Marketing Pessoal - A marca do sucesso

Fui entrevistado para a edição de aniversário de 30 anos da TAM Magazine. A matéria foi publicada com o título "A marca do sucesso" na seção "Universo Corporativo". A íntegra da entrevista você encontra aqui.


TAM Magazine: Fala-se muito em marketing pessoal. Afinal, o que é marketing pessoal e por que tem tanta importância?

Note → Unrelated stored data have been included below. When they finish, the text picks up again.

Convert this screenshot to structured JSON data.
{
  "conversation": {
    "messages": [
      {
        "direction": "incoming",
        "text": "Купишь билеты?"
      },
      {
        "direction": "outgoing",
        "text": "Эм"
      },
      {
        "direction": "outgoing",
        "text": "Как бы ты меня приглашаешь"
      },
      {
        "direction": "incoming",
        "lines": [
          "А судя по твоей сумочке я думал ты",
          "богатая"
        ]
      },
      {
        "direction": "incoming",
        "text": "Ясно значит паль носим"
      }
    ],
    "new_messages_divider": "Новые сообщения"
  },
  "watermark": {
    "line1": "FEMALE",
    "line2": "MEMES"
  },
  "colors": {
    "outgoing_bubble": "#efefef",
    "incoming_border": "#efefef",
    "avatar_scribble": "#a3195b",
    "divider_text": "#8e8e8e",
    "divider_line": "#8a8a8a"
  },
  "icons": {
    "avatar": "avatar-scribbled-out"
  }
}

Mario Persona: Primeiro é preciso entender que marketing não é propaganda. A propaganda é uma das ferramentas do marketing. Portanto, marketing pessoal não é fazer propaganda ou autopromoção, embora isto possa ocorrer como consequência de um processo. Marketing pessoal é um conjunto de ações que ajudam um profissional a ter uma ideia clara das necessidades de seu mercado e dos talentos e competências que possui para atendê-las. É muito parecido com o que se faz em marketing de produto.

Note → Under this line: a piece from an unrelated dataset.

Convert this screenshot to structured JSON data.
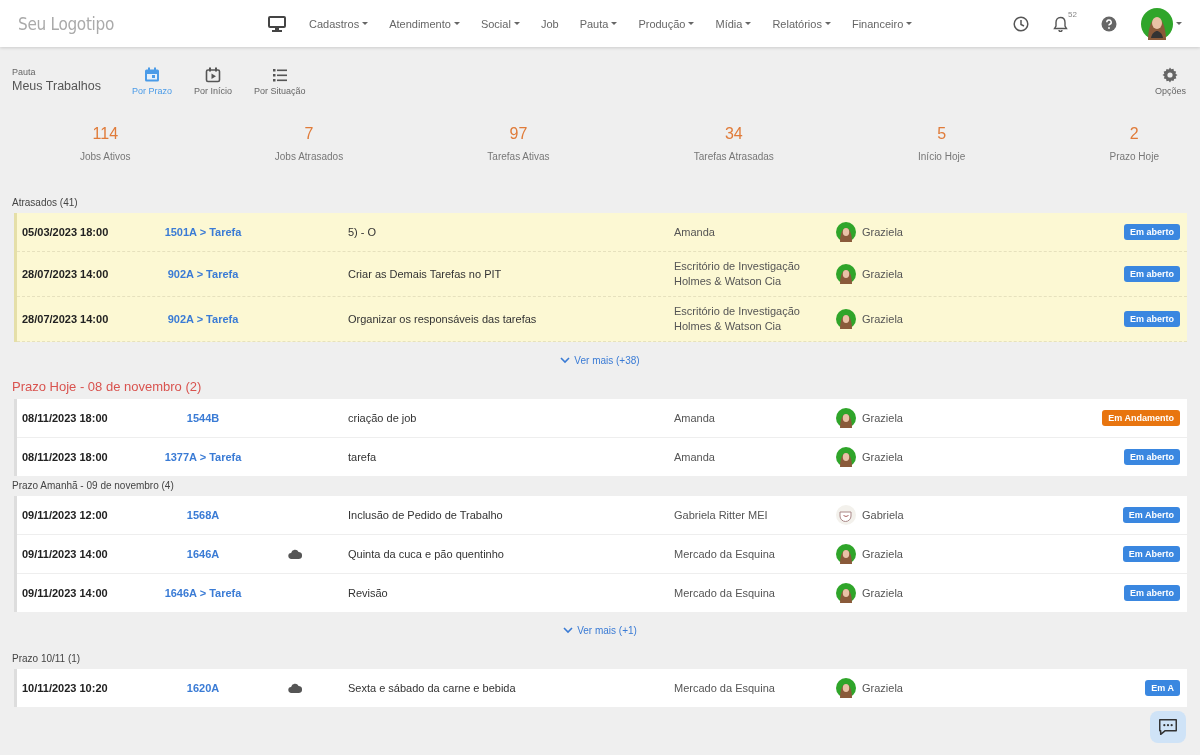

O marketing pessoal também não é uma ação isolada ou momentânea, mas depende de toda uma postura em relação à vida e carreira do profissional. Assim como uma empresa faz uso do marketing para planejar e lançar um produto no mercado, o profissional, cujo produto é ele mesmo ou seus serviços, precisa de um planejamento para se lançar no mercado ou evoluir dentro dele.

Se tivesse que colocar a estratégia de marketing pessoal numa ordem, eu diria que primeiro o profissional trabalha sua pessoa, seu caráter, bagagem e aptidões - vamos chamar de "produto" -, depois procura segmentar o mercado onde pretende atuar, dentro ou fora de sua empresa. Aí ele passa a procurar meios de criar reconhecimento e valor para suas competências, o que acabaria sendo sua publicidade ou seu conjunto de ações promocionais.

Aqui o marketing pessoal está mais para o boca-a-boca do que para a propaganda propriamente dita, pois o que o profissional precisa obter é um bom índice de indicação. Sim, trata-se do famoso Q.I. de quem indica, só que não com base em cartucho, mas em competência e no impacto que sua atuação tem nas pessoas que o cercam. A melhor forma de se conseguir isto é ajudando as pessoas.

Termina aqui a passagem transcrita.